On one hand, the problem incorporated several hallmarks of NLP. The text came into the system as an unstructured format, which was then tokenised and converted to a structured form before applying a machine learning algorithm for analysis. It may not fit neatly under the umbrella of NLP, but the tricks, concepts, and tools do still apply. Additionally, even though the machine made the text, ultimately a human was behind that machine, programming it to make that text. On the other hand, while this situation involves processing language, it does not qualify as natural language. A human was behind it at some point, but the text follows such a rigid and specific set of rules that it may as well already be structured. Ultimately, the question boils down into two parts. 

The first part is, how does one define NLP? Is NLP the process of converting unstructured text data into a structured format to perform analysis and algorithms? Or does it necessitate a human element? The second part of the question is, does this situation do enough to meet the criteria for NLP? If the criteria involve the human element, then this situation would not qualify as NLP. A human would not speak in computer log text, simply put. The log text is nothing like human language, apart from using some English words. Furthermore, what minimal human component there is does not inherently make this situation NLP; the machine’s ability to generate text is inherently limited in a distinctly nonhuman way.
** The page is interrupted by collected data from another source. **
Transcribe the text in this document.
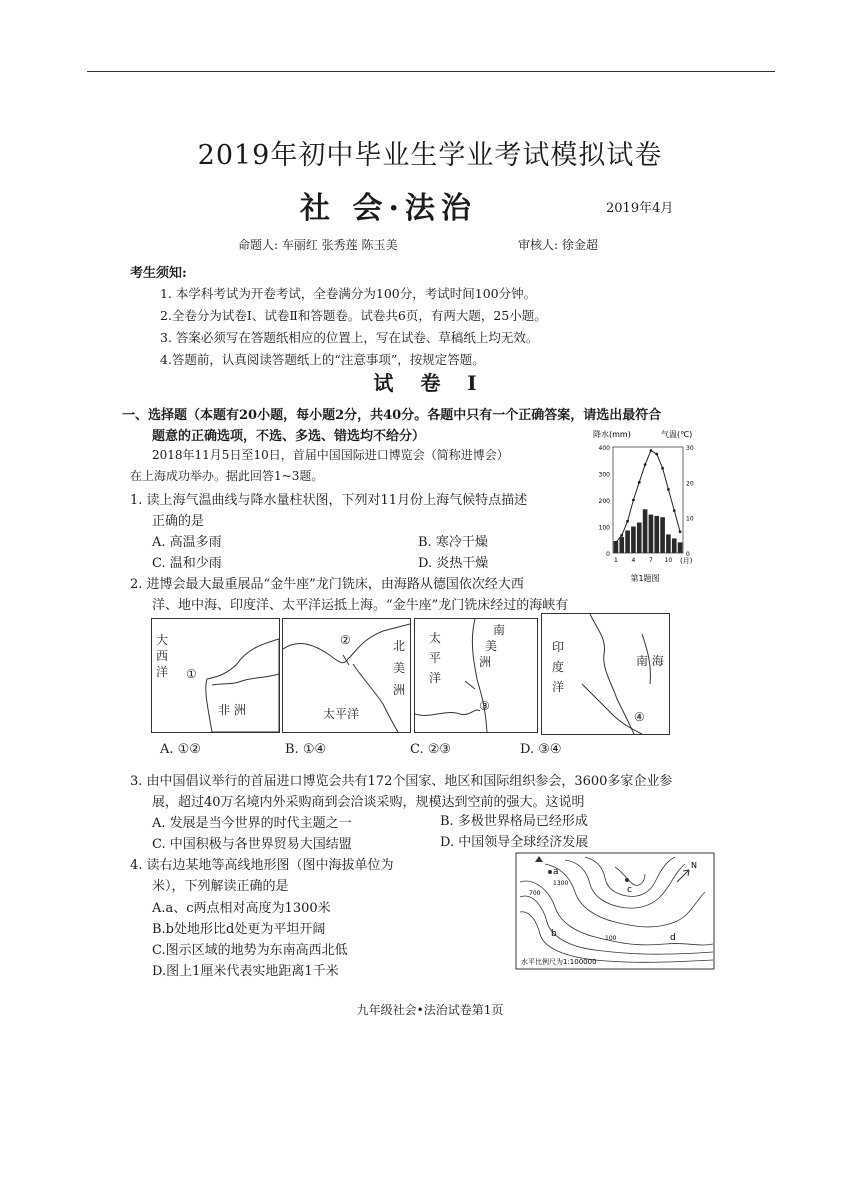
2019年初中毕业生学业考试模拟试卷
社 会·法治	2019年4月
命题人: 车丽红 张秀莲 陈玉美	审核人: 徐金超
考生须知:
1. 本学科考试为开卷考试，全卷满分为100分，考试时间100分钟。
2.全卷分为试卷Ⅰ、试卷Ⅱ和答题卷。试卷共6页，有两大题，25小题。
3. 答案必须写在答题纸相应的位置上，写在试卷、草稿纸上均无效。
4.答题前，认真阅读答题纸上的“注意事项”，按规定答题。
试 卷 Ⅰ
一、选择题（本题有20小题，每小题2分，共40分。各题中只有一个正确答案，请选出最符合
题意的正确选项，不选、多选、错选均不给分）
2018年11月5日至10日，首届中国国际进口博览会（简称进博会）
在上海成功举办。据此回答1~3题。
1. 读上海气温曲线与降水量柱状图，下列对11月份上海气候特点描述
正确的是
A. 高温多雨	B. 寒冷干燥
C. 温和少雨	D. 炎热干燥
降水(mm)	气温(℃)
0
100
200
300
400
0
10
20
30
1 4 7 10 (月)
第1题图
2. 进博会最大最重展品“金牛座”龙门铣床，由海路从德国依次经大西
洋、地中海、印度洋、太平洋运抵上海。“金牛座”龙门铣床经过的海峡有
大
西
洋 ①
非 洲
②	北
美
洲
太平洋
太
平
洋
南
美
洲
③
印
度
洋
南 海
④
A. ①②	B. ①④	C. ②③	D. ③④
3. 由中国倡议举行的首届进口博览会共有172个国家、地区和国际组织参会，3600多家企业参
展，超过40万名境内外采购商到会洽谈采购，规模达到空前的强大。这说明
A. 发展是当今世界的时代主题之一	B. 多极世界格局已经形成
C. 中国积极与各世界贸易大国结盟	D. 中国领导全球经济发展
4. 读右边某地等高线地形图（图中海拔单位为
米），下列解读正确的是
A.a、c两点相对高度为1300米
B.b处地形比d处更为平坦开阔
C.图示区域的地势为东南高西北低
D.图上1厘米代表实地距离1千米
a
1300
c
700
b	100	d
N
水平比例尺为1:100000
九年级社会•法治试卷第1页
The machine is rule-based, and restricted, where a human’s capacity for language generation is limitless in variation.

In conclusion

This situation is not truly NLP. It borrows some tactics and tools from the subset of data science that is NLP, but the context is drastically different. Real-world NLP situations involve semantics, context, and variability. Computer logs have minimal semantics, do not need contextualisation, and repeat the same text over and over again. Furthermore, the algorithm that was used for the solution is proof enough that this situation is not NLP- the multinomial naïve Bayes classifier was effective only because of the limitations and restrictions on the text. The increasing complexity of NLP models today is a statement on how complex natural language really is; the data is extremely high in variance and a simple statistical model would not be able to capture that variance. Had the problem involved text that was generated by a transformer model, such as BERT or GPT-2, then the text generation would be much more human-like in nature and significantly closer to NLP due to the increase in variance and the decrease in rigidity. Ultimately, while this situation was NLP-adjacent, it was missing the natural component of natural language processing.